As Koomey writes in a paper to be published by the IEEE, over the timespan for which we’re able to observe the popular interpretation of Moore’s Law, “the electrical efficiency of computing (the number of computations that can be completed per kilowatt-hour of electricity) also doubled” every year-and-a-half.
It’s probably a good thing: otherwise by now we’d probably be in the market for a second Sun, just to power our computers.
In the transistor era, the Moore’s and Koomey’s observations are, in fact, inextricably linked.
How so? Moore’s law states that the complexity of chips would double every two years – and to do achieve that doubling, designers need to make transistors smaller, and they need to manage component power consumption.
Koomey writes that reducing the physical dimensions of a transistor – necessary to pack more devices onto a chip – demands that the transistor’s power consumption is also reduced. If a designer merely shrunk the device, but left its power consumption the same, the power densities on the silicon would “become unimaginable”, his paper states.
Shorter paths (between the transistor's source and drain) and fewer collisions between electrons also help, the paper states.
It’s not just the transistors, though: Koomey also documents (and calls for more study to completely explain) the way in which whole systems also appear to follow the power efficiency he observes in the silicon.
Interestingly, even back in the vacuum tube era, people were working hard to get more computation for less electricity, but for a different reason: heat was a great enemy of vacuum tubes.
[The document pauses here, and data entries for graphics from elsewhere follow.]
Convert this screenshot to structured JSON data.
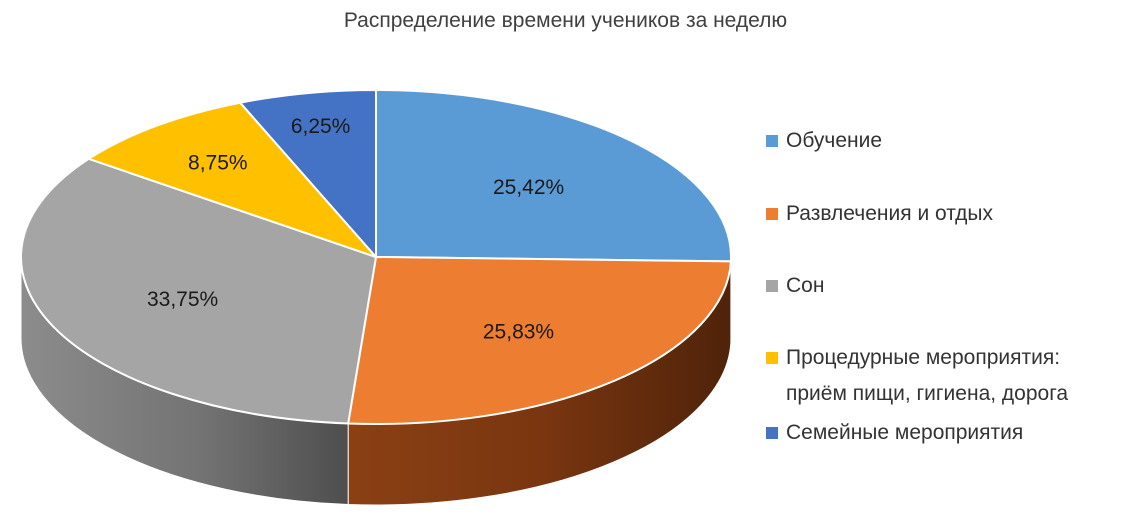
{
  "chart_data": {
    "type": "pie",
    "title": "Распределение времени учеников за неделю",
    "categories": [
      "Обучение",
      "Развлечения и отдых",
      "Сон",
      "Процедурные мероприятия: приём пищи, гигиена, дорога",
      "Семейные мероприятия"
    ],
    "values": [
      25.42,
      25.83,
      33.75,
      8.75,
      6.25
    ],
    "data_labels": [
      "25,42%",
      "25,83%",
      "33,75%",
      "8,75%",
      "6,25%"
    ],
    "colors": [
      "#5B9BD5",
      "#ED7D31",
      "#A5A5A5",
      "#FFC000",
      "#4472C4"
    ],
    "legend_position": "right",
    "style": "3d"
  },
  "legend": {
    "items": [
      {
        "label": "Обучение",
        "color": "#5B9BD5"
      },
      {
        "label": "Развлечения и отдых",
        "color": "#ED7D31"
      },
      {
        "label": "Сон",
        "color": "#A5A5A5"
      },
      {
        "label": "Процедурные мероприятия:\nприём пищи, гигиена, дорога",
        "color": "#FFC000"
      },
      {
        "label": "Семейные мероприятия",
        "color": "#4472C4"
      }
    ]
  }
}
The curve seems to fit, all the way back to ENIAC.
All of this would be purely academic, except for one thing. As Koomey said to MIT’s Technology Review, most computers are under-utilised. And that wastes electricity. If the world can put the cloud to good use, we could have our computing cake without eating so much power.
And Koomey’s Law also predicts a continuation of what we’re already seeing: more computation for less electricity means more capable smartphones and tablets consuming less power.
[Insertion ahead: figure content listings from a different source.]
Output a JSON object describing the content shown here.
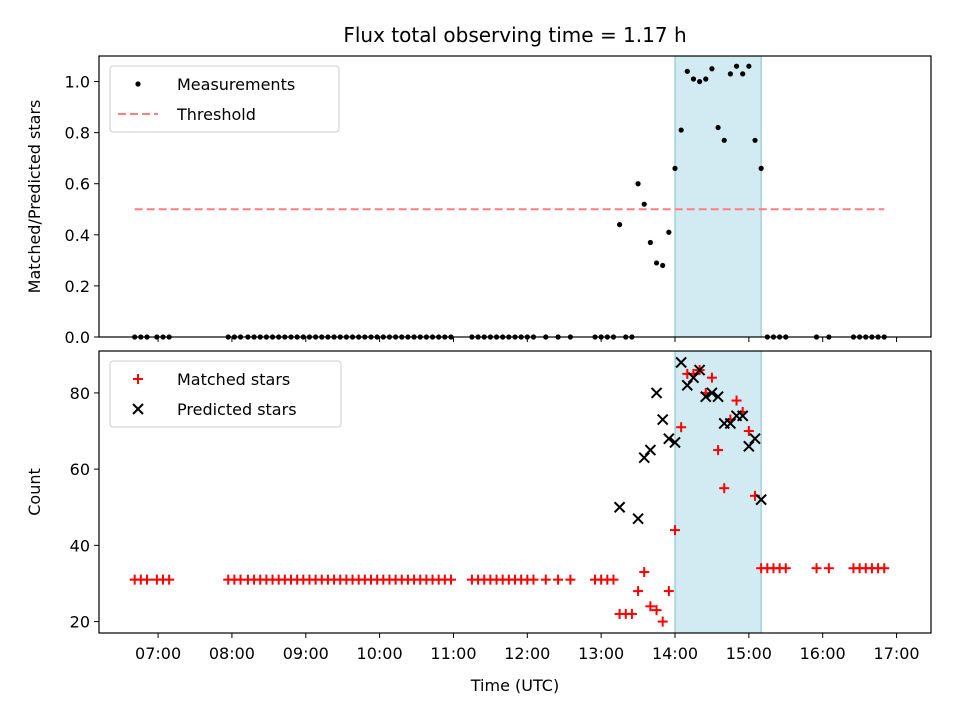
{
  "chart_data": [
    {
      "type": "scatter",
      "title": "Flux total observing time = 1.17 h",
      "xlabel": "",
      "ylabel": "Matched/Predicted stars",
      "ylim": [
        0,
        1.1
      ],
      "yticks": [
        "0.0",
        "0.2",
        "0.4",
        "0.6",
        "0.8",
        "1.0"
      ],
      "legend_position": "top-left",
      "highlight_span": {
        "from": "14:00",
        "to": "15:10",
        "color": "#add8e6"
      },
      "series": [
        {
          "name": "Measurements",
          "marker": "dot",
          "color": "#000000",
          "points": [
            [
              "06:41",
              0
            ],
            [
              "06:46",
              0
            ],
            [
              "06:51",
              0
            ],
            [
              "06:59",
              0
            ],
            [
              "07:04",
              0
            ],
            [
              "07:09",
              0
            ],
            [
              "07:57",
              0
            ],
            [
              "08:02",
              0
            ],
            [
              "08:07",
              0
            ],
            [
              "08:13",
              0
            ],
            [
              "08:18",
              0
            ],
            [
              "08:23",
              0
            ],
            [
              "08:28",
              0
            ],
            [
              "08:33",
              0
            ],
            [
              "08:38",
              0
            ],
            [
              "08:43",
              0
            ],
            [
              "08:48",
              0
            ],
            [
              "08:53",
              0
            ],
            [
              "08:58",
              0
            ],
            [
              "09:03",
              0
            ],
            [
              "09:08",
              0
            ],
            [
              "09:13",
              0
            ],
            [
              "09:18",
              0
            ],
            [
              "09:23",
              0
            ],
            [
              "09:28",
              0
            ],
            [
              "09:33",
              0
            ],
            [
              "09:38",
              0
            ],
            [
              "09:43",
              0
            ],
            [
              "09:48",
              0
            ],
            [
              "09:53",
              0
            ],
            [
              "09:58",
              0
            ],
            [
              "10:03",
              0
            ],
            [
              "10:08",
              0
            ],
            [
              "10:13",
              0
            ],
            [
              "10:18",
              0
            ],
            [
              "10:23",
              0
            ],
            [
              "10:28",
              0
            ],
            [
              "10:33",
              0
            ],
            [
              "10:38",
              0
            ],
            [
              "10:43",
              0
            ],
            [
              "10:48",
              0
            ],
            [
              "10:53",
              0
            ],
            [
              "10:58",
              0
            ],
            [
              "11:15",
              0
            ],
            [
              "11:20",
              0
            ],
            [
              "11:25",
              0
            ],
            [
              "11:30",
              0
            ],
            [
              "11:35",
              0
            ],
            [
              "11:40",
              0
            ],
            [
              "11:45",
              0
            ],
            [
              "11:50",
              0
            ],
            [
              "11:55",
              0
            ],
            [
              "12:00",
              0
            ],
            [
              "12:05",
              0
            ],
            [
              "12:15",
              0
            ],
            [
              "12:25",
              0
            ],
            [
              "12:35",
              0
            ],
            [
              "12:55",
              0
            ],
            [
              "13:00",
              0
            ],
            [
              "13:05",
              0
            ],
            [
              "13:10",
              0
            ],
            [
              "13:15",
              0.44
            ],
            [
              "13:20",
              0
            ],
            [
              "13:25",
              0
            ],
            [
              "13:30",
              0.6
            ],
            [
              "13:35",
              0.52
            ],
            [
              "13:40",
              0.37
            ],
            [
              "13:45",
              0.29
            ],
            [
              "13:50",
              0.28
            ],
            [
              "13:55",
              0.41
            ],
            [
              "14:00",
              0.66
            ],
            [
              "14:05",
              0.81
            ],
            [
              "14:10",
              1.04
            ],
            [
              "14:15",
              1.01
            ],
            [
              "14:20",
              1.0
            ],
            [
              "14:25",
              1.01
            ],
            [
              "14:30",
              1.05
            ],
            [
              "14:35",
              0.82
            ],
            [
              "14:40",
              0.77
            ],
            [
              "14:45",
              1.03
            ],
            [
              "14:50",
              1.06
            ],
            [
              "14:55",
              1.03
            ],
            [
              "15:00",
              1.06
            ],
            [
              "15:05",
              0.77
            ],
            [
              "15:10",
              0.66
            ],
            [
              "15:15",
              0
            ],
            [
              "15:20",
              0
            ],
            [
              "15:25",
              0
            ],
            [
              "15:30",
              0
            ],
            [
              "15:55",
              0
            ],
            [
              "16:05",
              0
            ],
            [
              "16:25",
              0
            ],
            [
              "16:30",
              0
            ],
            [
              "16:35",
              0
            ],
            [
              "16:40",
              0
            ],
            [
              "16:45",
              0
            ],
            [
              "16:50",
              0
            ]
          ]
        },
        {
          "name": "Threshold",
          "line": "dashed",
          "color": "#ff7f7f",
          "points": [
            [
              "06:41",
              0.5
            ],
            [
              "16:50",
              0.5
            ]
          ]
        }
      ]
    },
    {
      "type": "scatter",
      "title": "",
      "xlabel": "Time (UTC)",
      "ylabel": "Count",
      "ylim": [
        17,
        91
      ],
      "yticks": [
        "20",
        "40",
        "60",
        "80"
      ],
      "xticks": [
        "07:00",
        "08:00",
        "09:00",
        "10:00",
        "11:00",
        "12:00",
        "13:00",
        "14:00",
        "15:00",
        "16:00",
        "17:00"
      ],
      "xlim": [
        "06:12",
        "17:28"
      ],
      "legend_position": "top-left",
      "highlight_span": {
        "from": "14:00",
        "to": "15:10",
        "color": "#add8e6"
      },
      "series": [
        {
          "name": "Matched stars",
          "marker": "plus",
          "color": "#ff0000",
          "points": [
            [
              "06:41",
              31
            ],
            [
              "06:46",
              31
            ],
            [
              "06:51",
              31
            ],
            [
              "06:59",
              31
            ],
            [
              "07:04",
              31
            ],
            [
              "07:09",
              31
            ],
            [
              "07:57",
              31
            ],
            [
              "08:02",
              31
            ],
            [
              "08:07",
              31
            ],
            [
              "08:13",
              31
            ],
            [
              "08:18",
              31
            ],
            [
              "08:23",
              31
            ],
            [
              "08:28",
              31
            ],
            [
              "08:33",
              31
            ],
            [
              "08:38",
              31
            ],
            [
              "08:43",
              31
            ],
            [
              "08:48",
              31
            ],
            [
              "08:53",
              31
            ],
            [
              "08:58",
              31
            ],
            [
              "09:03",
              31
            ],
            [
              "09:08",
              31
            ],
            [
              "09:13",
              31
            ],
            [
              "09:18",
              31
            ],
            [
              "09:23",
              31
            ],
            [
              "09:28",
              31
            ],
            [
              "09:33",
              31
            ],
            [
              "09:38",
              31
            ],
            [
              "09:43",
              31
            ],
            [
              "09:48",
              31
            ],
            [
              "09:53",
              31
            ],
            [
              "09:58",
              31
            ],
            [
              "10:03",
              31
            ],
            [
              "10:08",
              31
            ],
            [
              "10:13",
              31
            ],
            [
              "10:18",
              31
            ],
            [
              "10:23",
              31
            ],
            [
              "10:28",
              31
            ],
            [
              "10:33",
              31
            ],
            [
              "10:38",
              31
            ],
            [
              "10:43",
              31
            ],
            [
              "10:48",
              31
            ],
            [
              "10:53",
              31
            ],
            [
              "10:58",
              31
            ],
            [
              "11:15",
              31
            ],
            [
              "11:20",
              31
            ],
            [
              "11:25",
              31
            ],
            [
              "11:30",
              31
            ],
            [
              "11:35",
              31
            ],
            [
              "11:40",
              31
            ],
            [
              "11:45",
              31
            ],
            [
              "11:50",
              31
            ],
            [
              "11:55",
              31
            ],
            [
              "12:00",
              31
            ],
            [
              "12:05",
              31
            ],
            [
              "12:15",
              31
            ],
            [
              "12:25",
              31
            ],
            [
              "12:35",
              31
            ],
            [
              "12:55",
              31
            ],
            [
              "13:00",
              31
            ],
            [
              "13:05",
              31
            ],
            [
              "13:10",
              31
            ],
            [
              "13:15",
              22
            ],
            [
              "13:20",
              22
            ],
            [
              "13:25",
              22
            ],
            [
              "13:30",
              28
            ],
            [
              "13:35",
              33
            ],
            [
              "13:40",
              24
            ],
            [
              "13:45",
              23
            ],
            [
              "13:50",
              20
            ],
            [
              "13:55",
              28
            ],
            [
              "14:00",
              44
            ],
            [
              "14:05",
              71
            ],
            [
              "14:10",
              85
            ],
            [
              "14:15",
              85
            ],
            [
              "14:20",
              86
            ],
            [
              "14:25",
              80
            ],
            [
              "14:30",
              84
            ],
            [
              "14:35",
              65
            ],
            [
              "14:40",
              55
            ],
            [
              "14:45",
              73
            ],
            [
              "14:50",
              78
            ],
            [
              "14:55",
              75
            ],
            [
              "15:00",
              70
            ],
            [
              "15:05",
              53
            ],
            [
              "15:10",
              34
            ],
            [
              "15:15",
              34
            ],
            [
              "15:20",
              34
            ],
            [
              "15:25",
              34
            ],
            [
              "15:30",
              34
            ],
            [
              "15:55",
              34
            ],
            [
              "16:05",
              34
            ],
            [
              "16:25",
              34
            ],
            [
              "16:30",
              34
            ],
            [
              "16:35",
              34
            ],
            [
              "16:40",
              34
            ],
            [
              "16:45",
              34
            ],
            [
              "16:50",
              34
            ]
          ]
        },
        {
          "name": "Predicted stars",
          "marker": "x",
          "color": "#000000",
          "points": [
            [
              "13:15",
              50
            ],
            [
              "13:30",
              47
            ],
            [
              "13:35",
              63
            ],
            [
              "13:40",
              65
            ],
            [
              "13:45",
              80
            ],
            [
              "13:50",
              73
            ],
            [
              "13:55",
              68
            ],
            [
              "14:00",
              67
            ],
            [
              "14:05",
              88
            ],
            [
              "14:10",
              82
            ],
            [
              "14:15",
              84
            ],
            [
              "14:20",
              86
            ],
            [
              "14:25",
              79
            ],
            [
              "14:30",
              80
            ],
            [
              "14:35",
              79
            ],
            [
              "14:40",
              72
            ],
            [
              "14:45",
              72
            ],
            [
              "14:50",
              74
            ],
            [
              "14:55",
              74
            ],
            [
              "15:00",
              66
            ],
            [
              "15:05",
              68
            ],
            [
              "15:10",
              52
            ]
          ]
        }
      ]
    }
  ]
}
Now all we need to do is come up with reasonably efficient software that doesn’t waste processor cycles doing not much.
Koomey’s paper, co-authored by Intel’s Henry Wong, Microsoft’s Stephen Berard, and Marla Sanchez of Carnegie Mellon University, is published in the IEEE Annals in the History of Computing. ®
Every 2 years*, software will evolve to require 2x as much processing power to do the same thing.
* This is only an average; looking just at MS Word and MS Excel, the doubling occurs every year.
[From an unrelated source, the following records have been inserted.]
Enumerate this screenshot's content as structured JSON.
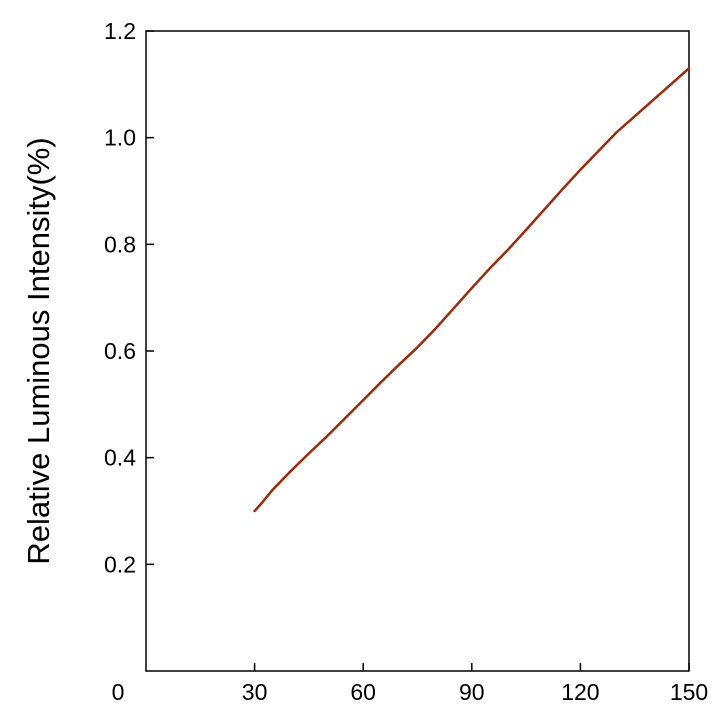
{
  "chart_data": {
    "type": "line",
    "title": "",
    "xlabel": "",
    "ylabel": "Relative Luminous Intensity(%)",
    "xlim": [
      0,
      150
    ],
    "ylim": [
      0,
      1.2
    ],
    "origin_label": "0",
    "x_ticks": [
      {
        "value": 30,
        "label": "30"
      },
      {
        "value": 60,
        "label": "60"
      },
      {
        "value": 90,
        "label": "90"
      },
      {
        "value": 120,
        "label": "120"
      },
      {
        "value": 150,
        "label": "150"
      }
    ],
    "y_ticks": [
      {
        "value": 0.2,
        "label": "0.2"
      },
      {
        "value": 0.4,
        "label": "0.4"
      },
      {
        "value": 0.6,
        "label": "0.6"
      },
      {
        "value": 0.8,
        "label": "0.8"
      },
      {
        "value": 1.0,
        "label": "1.0"
      },
      {
        "value": 1.2,
        "label": "1.2"
      }
    ],
    "grid": false,
    "legend": "none",
    "series": [
      {
        "color": "#9a2a0c",
        "x": [
          30,
          32,
          35,
          40,
          45,
          50,
          55,
          60,
          65,
          70,
          75,
          80,
          85,
          90,
          95,
          100,
          105,
          110,
          115,
          120,
          125,
          130,
          135,
          140,
          145,
          150
        ],
        "y": [
          0.3,
          0.315,
          0.34,
          0.375,
          0.408,
          0.44,
          0.474,
          0.508,
          0.542,
          0.575,
          0.607,
          0.642,
          0.68,
          0.718,
          0.755,
          0.79,
          0.827,
          0.865,
          0.903,
          0.94,
          0.975,
          1.01,
          1.04,
          1.07,
          1.1,
          1.13
        ]
      }
    ]
  }
}
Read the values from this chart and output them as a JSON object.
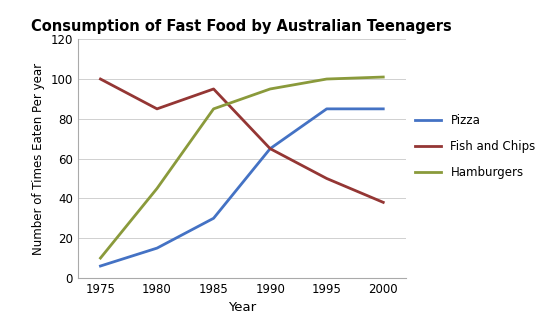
{
  "title": "Consumption of Fast Food by Australian Teenagers",
  "xlabel": "Year",
  "ylabel": "Number of Times Eaten Per year",
  "years": [
    1975,
    1980,
    1985,
    1990,
    1995,
    2000
  ],
  "pizza": [
    6,
    15,
    30,
    65,
    85,
    85
  ],
  "fish_and_chips": [
    100,
    85,
    95,
    65,
    50,
    38
  ],
  "hamburgers": [
    10,
    45,
    85,
    95,
    100,
    101
  ],
  "pizza_color": "#4472C4",
  "fish_color": "#943634",
  "hamburgers_color": "#8A9A3B",
  "ylim": [
    0,
    120
  ],
  "yticks": [
    0,
    20,
    40,
    60,
    80,
    100,
    120
  ],
  "xticks": [
    1975,
    1980,
    1985,
    1990,
    1995,
    2000
  ],
  "linewidth": 2.0,
  "legend_labels": [
    "Pizza",
    "Fish and Chips",
    "Hamburgers"
  ],
  "background_color": "#ffffff"
}
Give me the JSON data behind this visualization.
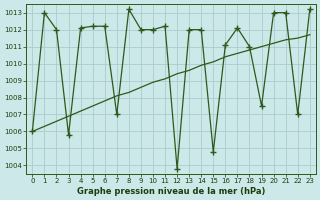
{
  "x": [
    0,
    1,
    2,
    3,
    4,
    5,
    6,
    7,
    8,
    9,
    10,
    11,
    12,
    13,
    14,
    15,
    16,
    17,
    18,
    19,
    20,
    21,
    22,
    23
  ],
  "y_main": [
    1006.0,
    1013.0,
    1012.0,
    1005.8,
    1012.1,
    1012.2,
    1012.2,
    1007.0,
    1013.2,
    1012.0,
    1012.0,
    1012.2,
    1003.8,
    1012.0,
    1012.0,
    1004.8,
    1011.1,
    1012.1,
    1011.0,
    1007.5,
    1013.0,
    1013.0,
    1007.0,
    1013.2
  ],
  "y_trend": [
    1006.0,
    1006.3,
    1006.6,
    1006.9,
    1007.2,
    1007.5,
    1007.8,
    1008.1,
    1008.3,
    1008.6,
    1008.9,
    1009.1,
    1009.4,
    1009.6,
    1009.9,
    1010.1,
    1010.4,
    1010.6,
    1010.8,
    1011.0,
    1011.2,
    1011.4,
    1011.5,
    1011.7
  ],
  "line_color": "#2d5a1b",
  "bg_color": "#cce8e8",
  "grid_color": "#aacccc",
  "text_color": "#1e3d0f",
  "xlabel": "Graphe pression niveau de la mer (hPa)",
  "ylim": [
    1003.5,
    1013.5
  ],
  "xlim": [
    -0.5,
    23.5
  ],
  "yticks": [
    1004,
    1005,
    1006,
    1007,
    1008,
    1009,
    1010,
    1011,
    1012,
    1013
  ],
  "xticks": [
    0,
    1,
    2,
    3,
    4,
    5,
    6,
    7,
    8,
    9,
    10,
    11,
    12,
    13,
    14,
    15,
    16,
    17,
    18,
    19,
    20,
    21,
    22,
    23
  ]
}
Anyone remember when "laws" involved Lagrangians, or at least a citation of Maxwell and not some fuddy-duddy empirical stuff pulled out of a noisy spreadsheet ranging over a limited time like it's John Maynard Keynes pulling something pretentiously revolutionary out of his nether regions?
Skizz wrote: "From what I've seen, most graduates have trouble writing a "Hello World" program in less the 50K."
That is not because they are worse programmers than earlier generations, but mainly because even a cleverly written "Hello World" program in Java will be 50K+ as a binary, because the binary has to include the Java run-time system and some standard libraries. This gets worse when using so-called "frameworks" which are essentially huge libraries that allow certain types of application to be written with very little original code (or thought), but will give huge and slow binaries.
This is a consequence of the fact that the cost of memory and compute power has fallen drastically while programmer salaries have not. So it makes better economic for companies to make a resource-hogging program using few programmer hours than using many programmer hours to make a mean and lean program -- the cost of one more server is only about a dozen programmer hours (if that). This works only up to a limit, though. No amount of server power will help if the programmer uses an exponential-time, quadratic-space algorithm instead of an linear-time, linear-space algorithm -- unless the problem size never gets very big.